Neil Armstrong 1930 – 2012

Some 40+ years ago, American knowhow and emerging technology sent an ordinary guy from Ohio, Neil Armstrong, to walk on the Moon.  It was an act of boots on the ground audacity that has since never been equaled.  “One small step for a man: one giant leap for mankind” was the culmination of the Big Idea, that magical mystical moment when people believe, tuck their egos away and apply all their energy, ambition and ability to reach for the stars.  When people do that, even the sky isn’t the limit.  Neil Armstrong was (and still is) the symbol of that selflessness.  Even as America changed its royal family from the Kennedys to the Kardashians Armstrong remained the reluctant hero – America’s last Gary Cooper.  He realized, better than anyone else on this planet, that, in fact, walking on the moon was not his accomplishment.

Neil Armstrong’s boot on the Moon changed history, but not simply because he put it there.  America’s Space Program and Moon landings produced much more than just an indelible footprint on an extraterrestrial body.  The innovation and technology alone changed our society.  Without Armstrong’s size 12s, our world would look very different from what we see around us today.  Let me demonstrate.

One of the first problems NASA encountered when it began flinging men out of our atmosphere is that pens (ordinary ballpoint pens) would not write in the weightlessness of space.  It was a small thing but critical to humanity’s conquest of the heavens.  Immediately, NASA set about solving the problem.  They hired a team of engineers, equipped labs and technical facilities, spent literally millions of dollars on the study of hydraulics in a vacuum and came up with the Zero Gravity Pen.  The Soviets, who had discovered the same problem some months earlier, thought about it thoroughly and gave their cosmonauts pencils.

Make no mistake: this story is absolute fiction (the Fisher Space Pen was developed independently in 1965.)  However, for decades, it has roamed our planet, masquerading as fact.  The important thing to note, is that even as most people believe this tale to be true, they are missing the significance of its allegorical message.

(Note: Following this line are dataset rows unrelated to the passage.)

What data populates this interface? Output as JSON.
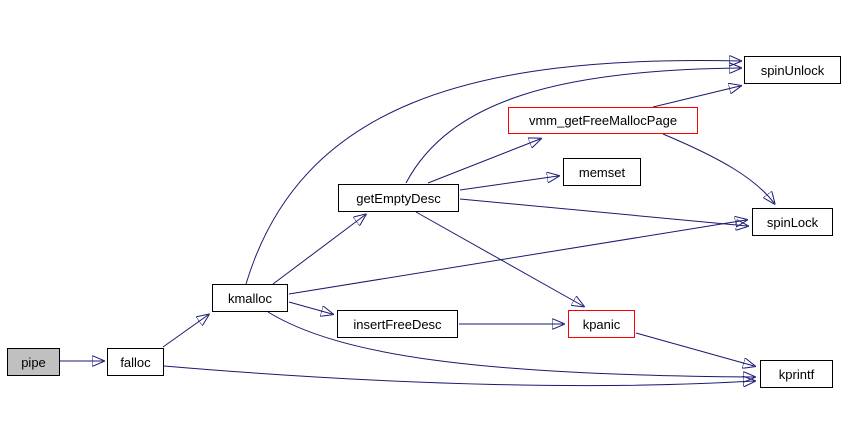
{
  "diagram": {
    "kind": "call-graph",
    "edge_color": "#191970",
    "node_border_color": "#000000",
    "highlighted_node_border_color": "#ff0000",
    "root_node_fill": "#c0c0c0",
    "node_fill": "#ffffff",
    "nodes": {
      "pipe": {
        "label": "pipe",
        "style": "root"
      },
      "falloc": {
        "label": "falloc",
        "style": "normal"
      },
      "kmalloc": {
        "label": "kmalloc",
        "style": "normal"
      },
      "getEmptyDesc": {
        "label": "getEmptyDesc",
        "style": "normal"
      },
      "insertFreeDesc": {
        "label": "insertFreeDesc",
        "style": "normal"
      },
      "vmm_getFreeMallocPage": {
        "label": "vmm_getFreeMallocPage",
        "style": "highlighted"
      },
      "memset": {
        "label": "memset",
        "style": "normal"
      },
      "spinUnlock": {
        "label": "spinUnlock",
        "style": "normal"
      },
      "spinLock": {
        "label": "spinLock",
        "style": "normal"
      },
      "kpanic": {
        "label": "kpanic",
        "style": "highlighted"
      },
      "kprintf": {
        "label": "kprintf",
        "style": "normal"
      }
    },
    "edges": [
      {
        "from": "pipe",
        "to": "falloc"
      },
      {
        "from": "falloc",
        "to": "kmalloc"
      },
      {
        "from": "falloc",
        "to": "kprintf"
      },
      {
        "from": "kmalloc",
        "to": "getEmptyDesc"
      },
      {
        "from": "kmalloc",
        "to": "spinUnlock"
      },
      {
        "from": "kmalloc",
        "to": "spinLock"
      },
      {
        "from": "kmalloc",
        "to": "insertFreeDesc"
      },
      {
        "from": "kmalloc",
        "to": "kprintf"
      },
      {
        "from": "getEmptyDesc",
        "to": "vmm_getFreeMallocPage"
      },
      {
        "from": "getEmptyDesc",
        "to": "memset"
      },
      {
        "from": "getEmptyDesc",
        "to": "spinUnlock"
      },
      {
        "from": "getEmptyDesc",
        "to": "spinLock"
      },
      {
        "from": "getEmptyDesc",
        "to": "kpanic"
      },
      {
        "from": "insertFreeDesc",
        "to": "kpanic"
      },
      {
        "from": "vmm_getFreeMallocPage",
        "to": "spinUnlock"
      },
      {
        "from": "vmm_getFreeMallocPage",
        "to": "spinLock"
      },
      {
        "from": "kpanic",
        "to": "kprintf"
      }
    ]
  }
}
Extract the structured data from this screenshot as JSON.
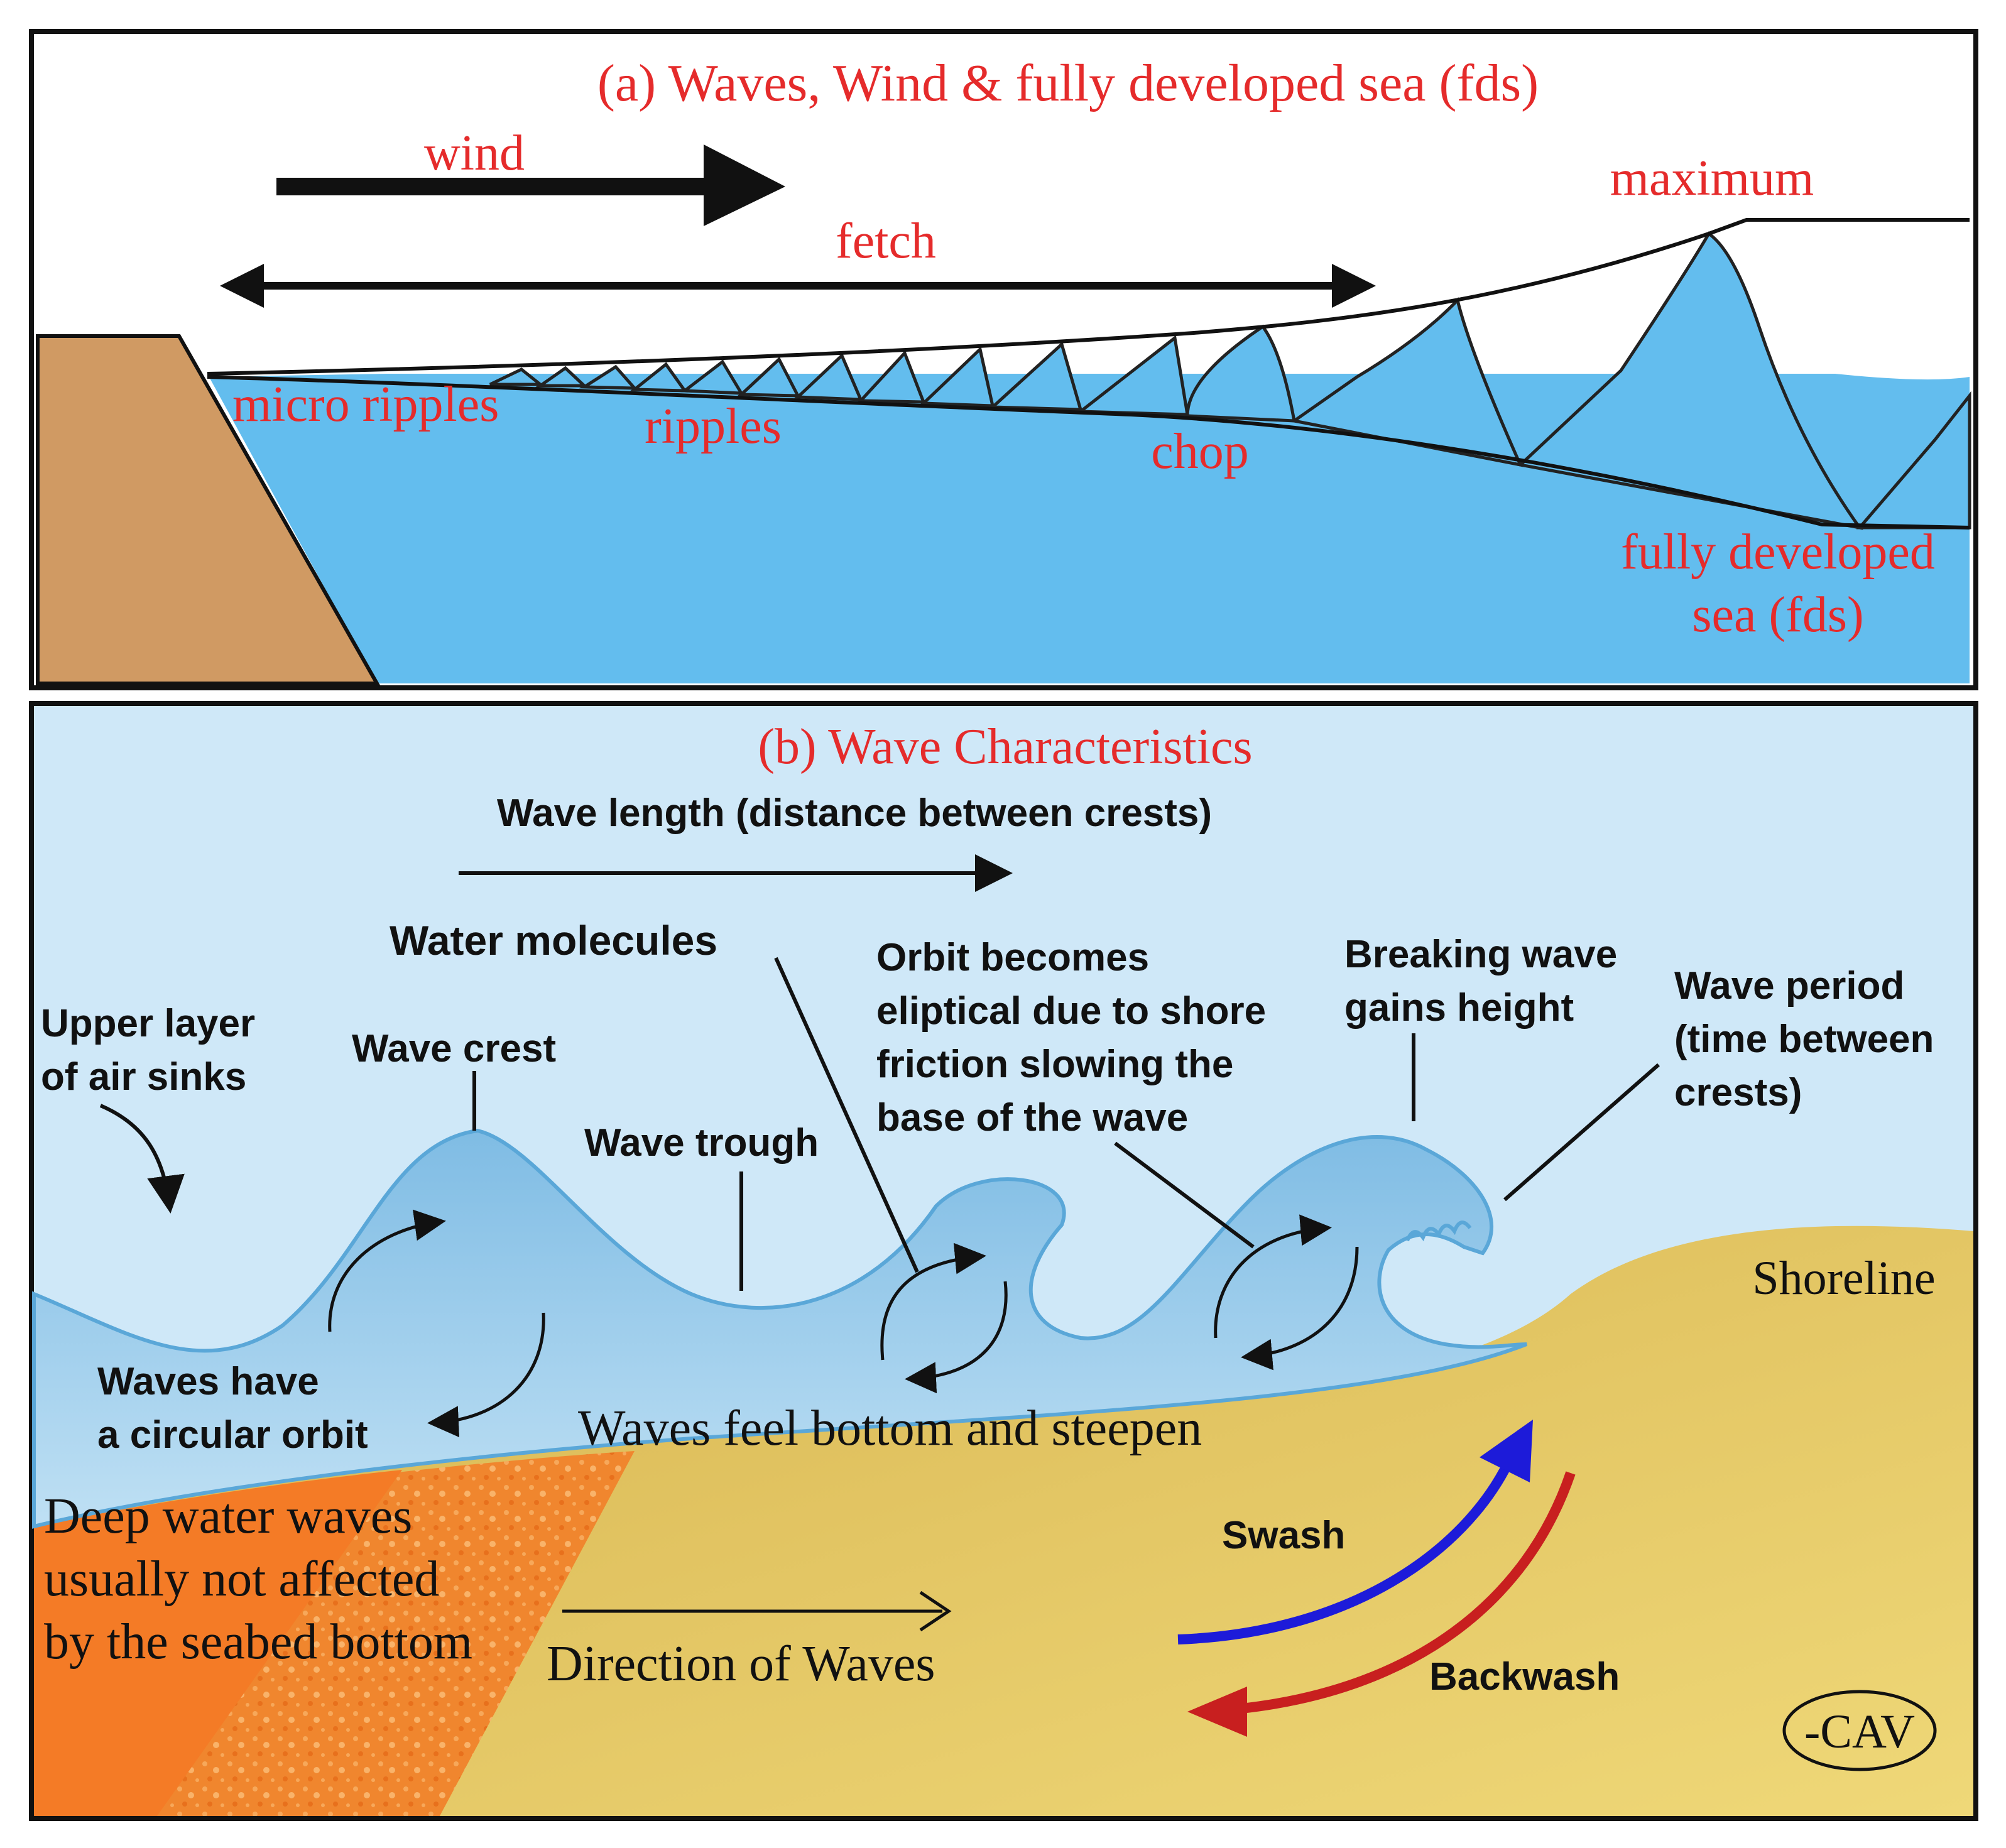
{
  "colors": {
    "title_red": "#e52b2b",
    "water_blue": "#63bdee",
    "panel_b_sky": "#cfe8f8",
    "wave_blue": "#93c8e8",
    "sand": "#e3c96b",
    "cliff": "#d09a63",
    "deep_orange": "#f47b26",
    "swash_blue": "#1d1bd9",
    "backwash_red": "#c81f1f"
  },
  "panel_a": {
    "title": "(a) Waves, Wind & fully developed sea (fds)",
    "wind_label": "wind",
    "fetch_label": "fetch",
    "maximum_label": "maximum",
    "micro_ripples_label": "micro ripples",
    "ripples_label": "ripples",
    "chop_label": "chop",
    "fds_label_line1": "fully developed",
    "fds_label_line2": "sea (fds)"
  },
  "panel_b": {
    "title": "(b) Wave Characteristics",
    "wave_length_label": "Wave length (distance between crests)",
    "water_molecules_label": "Water molecules",
    "orbit_elliptical_lines": [
      "Orbit becomes",
      "eliptical due to shore",
      "friction slowing the",
      "base of the wave"
    ],
    "breaking_wave_lines": [
      "Breaking wave",
      "gains height"
    ],
    "wave_period_lines": [
      "Wave period",
      "(time between",
      "crests)"
    ],
    "upper_layer_lines": [
      "Upper layer",
      "of air sinks"
    ],
    "wave_crest_label": "Wave crest",
    "wave_trough_label": "Wave trough",
    "shoreline_label": "Shoreline",
    "circular_orbit_lines": [
      "Waves have",
      "a circular orbit"
    ],
    "feel_bottom_label": "Waves feel bottom and steepen",
    "deep_water_lines": [
      "Deep water waves",
      "usually not affected",
      "by the seabed bottom"
    ],
    "direction_label": "Direction of Waves",
    "swash_label": "Swash",
    "backwash_label": "Backwash",
    "signature": "-CAV"
  }
}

The pen-and-pencil myth is meant to show the narrow-minded American approach to problem solving.  Unable to think outside the box, they invariably ignore the simple solution and just throw money around promiscuously in a virtual orgy of waste.  This may be true to the casual observer, but look a little closer.  Yes, the pencil is an ingenious solution in the short term, but in the long term, it’s a dead end.  It doesn’t further the scope of innovation or engineering or scientific discovery or anything.  In actual fact, it stops the clock.

Fact or fiction, the residual value of the Zero Gravity Pen is enormous.  The American race for the moon provided the world with one of the greatest scientific leaps forward in human history.  They beat the Soviets by some years, and the seeds NASA planted doing it, grew into the technological wonders of our age – everything from miniaturization to massive personal computing power.  Almost at the exact moment the American-developed Internet was beginning to stride across the world like a new Colossus, the Soviet Union was imploding under the weight of its own stagnation.  Metaphorically, the Soviets were still using pencils.

So what does this have to do with the death of an American hero?  Not much, except that, at the very epicentre of NASA’s scientific and technological revolution, Neil Armstrong understood both the significance and the insignificance of his contribution.  He was the public face of the Space Race.  It was a man on the moon that galvanized the energies of a nation. Yet, for every footprint Armstrong left on the lunar surface, there had been literally thousands of nameless engineers and technicians whose job it was to put them there.  They were the ones who changed our world from pencils to Touch Screen Smartphones.

Neil Armstrong is an American hero — a man bold enough to go where no man had gone before.  But he also understood how he got there, was humbled by it, and, for the rest of his life, acted accordingly.

4 thoughts on “Neil Armstrong 1930 – 2012

  1. I’ve been really bummed about Armstrong’s death. I can still remember the later Apollo missions, so it takes me back to my childhood, which is simultaneously depressing and delightful in middle age. Armstrong was a fellow Ohioan too, which is a point of pride, whether legit or not. Of course, at my age, questions regarding my own mortality are everpresent. Whatever the reason that I feel so inappropriately sad, your blog helps put things in perspective. Thanks for taking the time to comment on the life of an amazing man and the amazing times in which he lived.

    1. Thanks so much for dropping by. To many of us, in our generation, Neil Armstrong represented the best of us. We, who are of an age, have lived through extraordinary times. Now, we have the incredible opportunity to view some of it as living history. I’m glad I could pass a piece of that on to you.